Defendant argues that his rights were violated during the prosecutor's direct examination of two police officers and during the cross-examination of defendant. Officer Sargeant was asked by the prosecutor what individuals he identified at the apartment. The witness stated that he obtained identification from Evonne Richardson and from Michelle Blackwell, but did not obtain identification from the male (defendant). Officer Isaac similarly testified on direct examination that defendant "wouldn't identify himself to me for some time". Officer Isaac further testified that all three of the individuals stated that they did not live at the apartment and that they were just visiting a friend and happened to be there when the police arrived. No objection was raised to the above testimony.

On cross-examination, the prosecutor asked defendant why he refused to give his address to the police. Defendant responded that he did give the police his identification card, which contained a former address, and that the police never asked him whether the address on the card was correct. Defendant further stated that he told the police he did not live at the apartment.

Under People v Bobo, supra, evidence of a defendant's silence prior to or at the time of arrest is *628 inadmissible except to impeach the defendant's testimony that he made a statement.
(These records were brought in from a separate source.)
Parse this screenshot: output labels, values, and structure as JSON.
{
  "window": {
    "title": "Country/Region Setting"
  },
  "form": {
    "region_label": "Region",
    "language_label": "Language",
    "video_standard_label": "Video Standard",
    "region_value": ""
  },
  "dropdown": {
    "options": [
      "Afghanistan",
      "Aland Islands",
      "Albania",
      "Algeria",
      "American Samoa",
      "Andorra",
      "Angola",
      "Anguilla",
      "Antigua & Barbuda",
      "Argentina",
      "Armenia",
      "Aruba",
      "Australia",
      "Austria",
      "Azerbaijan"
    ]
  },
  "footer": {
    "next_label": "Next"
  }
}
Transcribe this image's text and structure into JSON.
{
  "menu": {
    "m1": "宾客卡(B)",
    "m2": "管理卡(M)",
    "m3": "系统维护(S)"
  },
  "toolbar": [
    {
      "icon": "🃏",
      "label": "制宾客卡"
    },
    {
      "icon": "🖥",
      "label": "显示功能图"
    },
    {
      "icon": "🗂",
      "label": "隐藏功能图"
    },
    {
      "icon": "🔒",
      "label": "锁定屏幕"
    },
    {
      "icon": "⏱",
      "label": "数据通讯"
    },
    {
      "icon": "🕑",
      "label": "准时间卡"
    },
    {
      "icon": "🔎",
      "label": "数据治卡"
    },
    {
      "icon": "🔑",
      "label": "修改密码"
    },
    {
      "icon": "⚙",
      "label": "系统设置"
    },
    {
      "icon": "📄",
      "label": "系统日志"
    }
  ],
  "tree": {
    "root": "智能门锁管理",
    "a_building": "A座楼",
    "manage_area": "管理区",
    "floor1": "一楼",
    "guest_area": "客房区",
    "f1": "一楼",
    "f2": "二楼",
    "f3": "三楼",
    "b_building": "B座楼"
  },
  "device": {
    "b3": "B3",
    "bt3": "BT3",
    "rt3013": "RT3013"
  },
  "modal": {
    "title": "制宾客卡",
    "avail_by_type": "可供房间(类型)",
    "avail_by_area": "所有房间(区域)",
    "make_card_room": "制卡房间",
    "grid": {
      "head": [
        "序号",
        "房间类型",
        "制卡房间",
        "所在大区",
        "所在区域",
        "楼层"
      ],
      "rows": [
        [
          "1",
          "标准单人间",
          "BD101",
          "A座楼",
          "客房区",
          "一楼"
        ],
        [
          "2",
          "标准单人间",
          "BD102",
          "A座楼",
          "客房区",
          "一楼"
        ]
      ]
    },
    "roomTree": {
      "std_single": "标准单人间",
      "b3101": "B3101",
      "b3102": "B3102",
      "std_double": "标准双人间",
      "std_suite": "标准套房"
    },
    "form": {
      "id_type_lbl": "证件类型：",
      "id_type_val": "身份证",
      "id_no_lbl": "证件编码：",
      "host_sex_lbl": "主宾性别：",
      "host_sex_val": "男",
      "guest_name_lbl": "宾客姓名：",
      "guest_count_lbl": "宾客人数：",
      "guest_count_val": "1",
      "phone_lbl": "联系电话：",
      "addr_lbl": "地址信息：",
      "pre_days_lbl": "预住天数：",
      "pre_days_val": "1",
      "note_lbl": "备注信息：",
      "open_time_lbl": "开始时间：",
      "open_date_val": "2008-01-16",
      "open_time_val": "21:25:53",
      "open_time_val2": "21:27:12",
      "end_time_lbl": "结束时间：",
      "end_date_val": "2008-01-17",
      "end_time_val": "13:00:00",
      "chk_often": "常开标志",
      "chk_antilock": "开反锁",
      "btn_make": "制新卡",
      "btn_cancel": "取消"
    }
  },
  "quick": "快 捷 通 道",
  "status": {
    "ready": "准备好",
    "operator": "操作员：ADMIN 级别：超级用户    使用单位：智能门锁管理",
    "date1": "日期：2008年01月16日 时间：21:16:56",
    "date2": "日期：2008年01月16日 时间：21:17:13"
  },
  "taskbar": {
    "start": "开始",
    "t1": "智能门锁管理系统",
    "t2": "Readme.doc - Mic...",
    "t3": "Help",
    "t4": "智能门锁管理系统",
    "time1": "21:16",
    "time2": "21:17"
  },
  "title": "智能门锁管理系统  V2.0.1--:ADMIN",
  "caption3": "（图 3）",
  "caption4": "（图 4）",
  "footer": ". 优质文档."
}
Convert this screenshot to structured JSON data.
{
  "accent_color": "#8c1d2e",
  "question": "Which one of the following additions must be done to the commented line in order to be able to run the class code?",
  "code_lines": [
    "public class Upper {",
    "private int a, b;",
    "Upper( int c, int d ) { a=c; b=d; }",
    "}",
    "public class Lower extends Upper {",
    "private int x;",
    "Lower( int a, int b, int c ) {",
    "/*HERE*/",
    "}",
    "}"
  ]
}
In People v Staley, 127 Mich App 38, 41; 338 NW2d 414 (1983), the Court noted that the Bobo rule is designed to protect two constitutional rights enjoyed by a criminal accused: the right to remain silent and the right to due process of law.

This Court finds no Bobo violation in the present case. The above testimony indicates that defendant did not exercise his right to remain silent at the time of arrest, but rather, told the police he did not live at the apartment being searched. Defendant's own testimony indicates that he responded to the officer's request for identification and an address. Furthermore, we believe that evidence of a defendant's failure to respond to a police request for such basic information as identification does not burden either the right to remain silent or the right to due process.

Defendant finally argues that error occurred in the admission of rebuttal testimony of Officer Isaac. The officer testified on rebuttal that defendant initially refused to give the officers his name and address, and that, to Officer Isaac's knowledge, defendant did not give the police an identification card. This testimony was apparently offered for the purpose of rebutting defendant's cross-examination testimony discussed above. Defense counsel objected and moved for a mistrial.

We agree with defendant that this was improper rebuttal testimony under People v Bennett, 393 Mich 445; 224 NW2d 840 (1975). Whether defendant initially refused to identify himself and whether he gave the police an identification card were collateral matters. Rebuttal testimony on these issues was therefore improper. We find, however, that the error in this case does not require *629 reversal. Officer Isaac's rebuttal testimony was essentially cumulative to his testimony during the prosecutor's case in chief. The testimony did not involve incriminating matters and did not carry any significant potential for prejudice. Applying the harmless error test, we conclude that admission of the brief rebuttal testimony did not result in prejudice requiring reversal.

Affirmed.

NOTES

[*] Circuit judge, sitting on the Court of Appeals by assignment.